Wenn fremdes Geld mit eigenem vermischt oder aus einer gemeinsamen Kasse entnommen wird, kann dies den Tatbestand der Untreue erfüllen; eine Annahme ausschließlichen Alleineigentums des Vereins ist zu vermeiden (vgl. § 948 BGB).

5

Die Tatbestandsmäßigkeit des Betrugs erfordert die Feststellung, durch welche konkrete Täuschungshandlung der Geschädigte zur Übereignung oder Leistung veranlaßt worden ist; die Urteilsgründe müssen dies hinreichend klären.

Vorinstanzen

Landgericht Kaiserslautern, 8. Februar 1962

Rubrum

Im Namen des Volkes

In der Strafsache gegen den Regierungsinspektor Heinz ███████ aus [REDACTED], dort geboren am ███ 1927, wegen fortgesetzter Untreue u. a. hat der 1. Strafsenat des Bundesgerichtshofs in der Sitzung vom 26. Juni 1962, an der teilgenommen haben:

Senatspräsident Dr. Geier als Vorsitzender,

Bundesrichter Dr. Seibert, Bundesrichter Dr. Hübner, Bundesrichter Fischer, Bundesrichter Mai als beisitzende Richter,

Oberstaatsanwalt beim Bundesgerichtshof ██████ als Vertreter der ███████████████████,

Justizangestellter als ██████████████ der Geschäftsstelle,

Tenor

Auf die Revision des Angeklagten wird das Urteil des Landgerichts Kaiserslautern vom 8. Februar 1962 mit den Feststellungen aufgehoben und die Sache zu neuer Verhandlung und Entscheidung, auch über die Kosten des Rechtsmittels, an das Landgericht zurückverwiesen.

Von Rechts wegen

Gründe

Die Strafkammer hat den Angeklagten wegen Untreue in Tateinheit mit schwerer Unterschlagung und wegen Betrugs zu Gefängnis und Geldstrafe verurteilt. Seine Revision hat Erfolg.

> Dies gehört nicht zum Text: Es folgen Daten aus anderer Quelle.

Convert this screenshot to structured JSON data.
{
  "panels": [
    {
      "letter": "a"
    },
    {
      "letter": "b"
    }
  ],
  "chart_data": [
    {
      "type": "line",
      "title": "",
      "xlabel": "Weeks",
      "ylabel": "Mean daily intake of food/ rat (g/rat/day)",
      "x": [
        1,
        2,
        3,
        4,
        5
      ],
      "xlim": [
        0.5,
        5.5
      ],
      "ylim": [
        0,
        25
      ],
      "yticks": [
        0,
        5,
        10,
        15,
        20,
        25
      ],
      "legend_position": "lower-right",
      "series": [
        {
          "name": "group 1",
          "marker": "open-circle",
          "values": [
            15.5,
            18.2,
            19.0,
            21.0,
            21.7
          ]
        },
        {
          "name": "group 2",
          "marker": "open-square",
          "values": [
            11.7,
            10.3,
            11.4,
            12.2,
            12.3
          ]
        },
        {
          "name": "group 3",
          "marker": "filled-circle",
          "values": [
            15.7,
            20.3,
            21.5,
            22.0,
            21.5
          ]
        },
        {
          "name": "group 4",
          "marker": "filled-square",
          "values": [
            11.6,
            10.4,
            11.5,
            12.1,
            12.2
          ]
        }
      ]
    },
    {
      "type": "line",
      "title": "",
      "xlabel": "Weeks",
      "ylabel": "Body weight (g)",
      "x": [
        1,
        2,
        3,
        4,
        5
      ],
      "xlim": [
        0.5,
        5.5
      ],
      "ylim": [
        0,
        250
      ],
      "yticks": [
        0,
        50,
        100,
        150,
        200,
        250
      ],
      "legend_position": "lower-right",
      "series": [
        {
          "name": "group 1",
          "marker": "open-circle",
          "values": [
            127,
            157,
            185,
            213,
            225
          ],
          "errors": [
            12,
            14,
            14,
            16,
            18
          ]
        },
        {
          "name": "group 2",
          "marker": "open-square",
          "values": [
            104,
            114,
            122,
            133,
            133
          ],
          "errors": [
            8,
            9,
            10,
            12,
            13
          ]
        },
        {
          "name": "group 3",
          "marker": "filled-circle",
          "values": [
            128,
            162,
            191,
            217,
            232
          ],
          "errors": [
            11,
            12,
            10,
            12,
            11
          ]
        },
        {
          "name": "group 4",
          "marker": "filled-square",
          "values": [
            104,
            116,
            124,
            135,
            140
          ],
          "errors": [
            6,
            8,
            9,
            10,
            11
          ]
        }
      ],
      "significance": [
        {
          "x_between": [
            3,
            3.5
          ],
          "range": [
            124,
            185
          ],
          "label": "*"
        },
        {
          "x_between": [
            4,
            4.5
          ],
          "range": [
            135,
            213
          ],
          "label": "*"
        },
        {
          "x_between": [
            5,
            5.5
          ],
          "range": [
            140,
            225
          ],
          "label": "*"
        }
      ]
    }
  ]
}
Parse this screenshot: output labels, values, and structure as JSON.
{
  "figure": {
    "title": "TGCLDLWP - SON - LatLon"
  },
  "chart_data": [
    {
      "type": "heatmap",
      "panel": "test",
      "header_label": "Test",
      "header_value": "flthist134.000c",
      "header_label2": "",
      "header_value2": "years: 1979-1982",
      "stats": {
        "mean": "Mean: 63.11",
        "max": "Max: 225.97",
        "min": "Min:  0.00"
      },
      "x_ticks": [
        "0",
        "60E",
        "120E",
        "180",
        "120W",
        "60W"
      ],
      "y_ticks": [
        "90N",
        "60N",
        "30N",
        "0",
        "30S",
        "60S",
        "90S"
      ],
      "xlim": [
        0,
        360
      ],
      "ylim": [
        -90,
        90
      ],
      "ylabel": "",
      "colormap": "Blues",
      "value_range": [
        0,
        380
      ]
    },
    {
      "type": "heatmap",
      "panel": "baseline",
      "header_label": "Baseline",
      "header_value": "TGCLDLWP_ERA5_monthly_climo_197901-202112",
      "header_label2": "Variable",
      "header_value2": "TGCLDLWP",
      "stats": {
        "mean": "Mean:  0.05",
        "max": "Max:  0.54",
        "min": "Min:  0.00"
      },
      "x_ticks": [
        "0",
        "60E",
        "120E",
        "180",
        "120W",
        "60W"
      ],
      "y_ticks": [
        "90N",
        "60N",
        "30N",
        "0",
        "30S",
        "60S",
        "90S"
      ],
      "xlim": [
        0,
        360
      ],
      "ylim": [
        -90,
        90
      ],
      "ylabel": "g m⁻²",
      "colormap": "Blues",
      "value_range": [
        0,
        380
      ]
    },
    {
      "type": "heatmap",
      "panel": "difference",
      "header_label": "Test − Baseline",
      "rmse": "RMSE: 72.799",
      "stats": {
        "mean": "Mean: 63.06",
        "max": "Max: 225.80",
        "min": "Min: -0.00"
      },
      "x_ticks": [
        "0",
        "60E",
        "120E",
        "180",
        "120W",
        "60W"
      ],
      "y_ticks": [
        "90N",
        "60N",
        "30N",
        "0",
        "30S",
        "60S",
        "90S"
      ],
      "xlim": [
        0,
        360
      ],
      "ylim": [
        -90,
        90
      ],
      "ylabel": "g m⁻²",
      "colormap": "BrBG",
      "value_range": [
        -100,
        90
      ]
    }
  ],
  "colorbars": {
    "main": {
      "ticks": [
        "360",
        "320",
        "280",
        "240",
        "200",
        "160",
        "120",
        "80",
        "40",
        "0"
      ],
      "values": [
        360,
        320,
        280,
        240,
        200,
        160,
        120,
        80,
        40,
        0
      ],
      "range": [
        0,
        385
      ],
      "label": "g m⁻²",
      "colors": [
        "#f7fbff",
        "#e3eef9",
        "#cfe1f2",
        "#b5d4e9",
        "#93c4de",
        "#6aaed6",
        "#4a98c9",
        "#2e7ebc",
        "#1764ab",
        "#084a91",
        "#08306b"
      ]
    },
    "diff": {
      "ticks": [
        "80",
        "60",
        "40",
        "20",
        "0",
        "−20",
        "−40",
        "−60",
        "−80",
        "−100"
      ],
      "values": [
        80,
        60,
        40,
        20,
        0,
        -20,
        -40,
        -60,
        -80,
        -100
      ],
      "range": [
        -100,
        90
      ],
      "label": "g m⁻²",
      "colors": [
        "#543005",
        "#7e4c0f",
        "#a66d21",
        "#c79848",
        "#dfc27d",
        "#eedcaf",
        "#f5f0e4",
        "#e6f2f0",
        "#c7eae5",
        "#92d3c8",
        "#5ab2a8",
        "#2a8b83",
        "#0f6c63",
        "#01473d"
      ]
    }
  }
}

I. Verfahrensrechtlich greift die Aufklärungsrüge durch.

Die Strafkammer hält den Beschwerdeführer, der in einem Zeitraum von etwa 3 1/2 Jahren u. a. aus der Kasse eines von ihm außeramtlich verwalteten Volksbildungswerks eine Summe von 20.000,— DM veruntreute, uneingeschränkt für zurechnungsfähig. Dagegen vertrat der ärztliche Sachverständige in der Hauptverhandlung die Meinung, der Angeklagte sei „streckenweise“ nicht fähig gewesen, das Unerlaubte seines Tuns einzusehen, weil bei ihm ein Schilddrüsenleiden und die Folgen einer anschließenden Schilddrüsenoperation mit einem Krankheitszustand zusammentrafen, der durch einen schlechtbehandelten Diabetes hervorgerufen worden war.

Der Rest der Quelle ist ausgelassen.